Dear Aunty Lisa,
I’m 13 years old. I know I’m young, I know I have years to become successful, but I stink at everything I do. I like writing but I’m crap at it.
I’m working on a book that I just know will never get published, not to mind the sequel. I love to dance but I don’t have the body and I’m not flexible enough to do it (I’ve been stretching for years and I just won’t become more flexible).
I like to read but sometimes I read too much. I don’t have any friends really because there are cliques in my area and because I’m an introvert among millions of social butterflies, I’m not in a clique.

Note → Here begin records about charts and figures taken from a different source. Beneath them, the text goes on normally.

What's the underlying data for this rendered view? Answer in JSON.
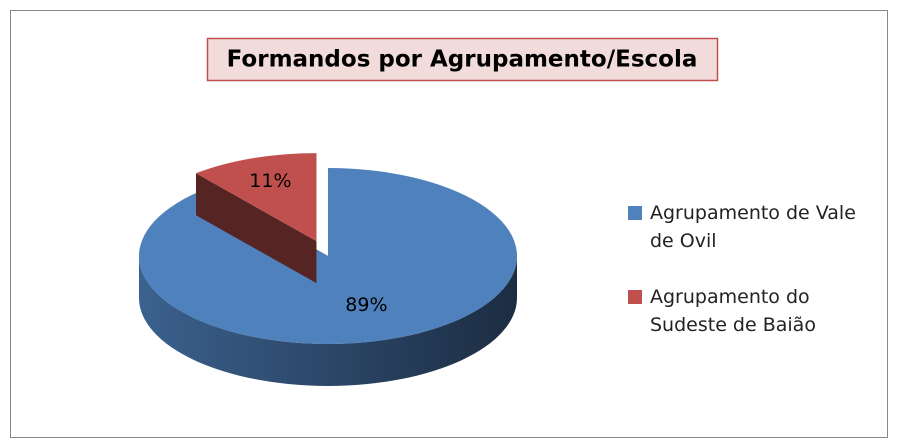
{
  "chart_data": {
    "type": "pie",
    "title": "Formandos por Agrupamento/Escola",
    "categories": [
      "Agrupamento de Vale de Ovil",
      "Agrupamento do Sudeste de Baião"
    ],
    "values": [
      89,
      11
    ],
    "value_labels": [
      "89%",
      "11%"
    ],
    "colors": [
      "#4f81bd",
      "#c0504d"
    ],
    "legend": "right"
  }
}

I’m an academic failure, unlike my older sister who gets perfect straight A’s and is always winning awards at school. I play the piano, fiddle and tin whistle but I’m self-taught and don’t have the time to keep practicing every day, so I stink at those too.

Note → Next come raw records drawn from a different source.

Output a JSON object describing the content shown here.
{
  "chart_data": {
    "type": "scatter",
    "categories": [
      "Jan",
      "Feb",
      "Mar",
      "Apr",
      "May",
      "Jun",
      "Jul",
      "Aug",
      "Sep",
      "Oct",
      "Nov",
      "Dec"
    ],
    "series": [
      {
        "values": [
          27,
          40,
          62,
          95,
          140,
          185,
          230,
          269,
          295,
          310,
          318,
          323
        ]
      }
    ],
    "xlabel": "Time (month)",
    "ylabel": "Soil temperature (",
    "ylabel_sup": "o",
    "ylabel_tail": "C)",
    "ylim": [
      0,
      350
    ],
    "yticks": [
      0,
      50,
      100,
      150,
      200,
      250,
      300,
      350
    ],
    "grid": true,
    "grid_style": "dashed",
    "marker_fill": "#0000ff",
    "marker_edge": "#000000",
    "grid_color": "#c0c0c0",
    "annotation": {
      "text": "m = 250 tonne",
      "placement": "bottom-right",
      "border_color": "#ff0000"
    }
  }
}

I just feel so useless compared to famous people around my age like Maddie Ziegler (“the Sia girl”) or Chloe Lukasiak. I know they say you probably won’t experience major success in the first 15-20 years of your life but clearly that doesn’t go for everyone.
Not just the girls I mentioned, but for my sister (an amazing piano player and academic star) or my brother who got to go to America (we live in Ireland) to a basketball camp. I don’t know what to do, please help me?
I didn’t want to mention this, but I think I should just tell you, so that you understand what I really mean. 2 weeks ago I had sex with a girl next door, and she is already telling me that she is pregnant. Should I kill myself before my dad finds out because he will kill me after all.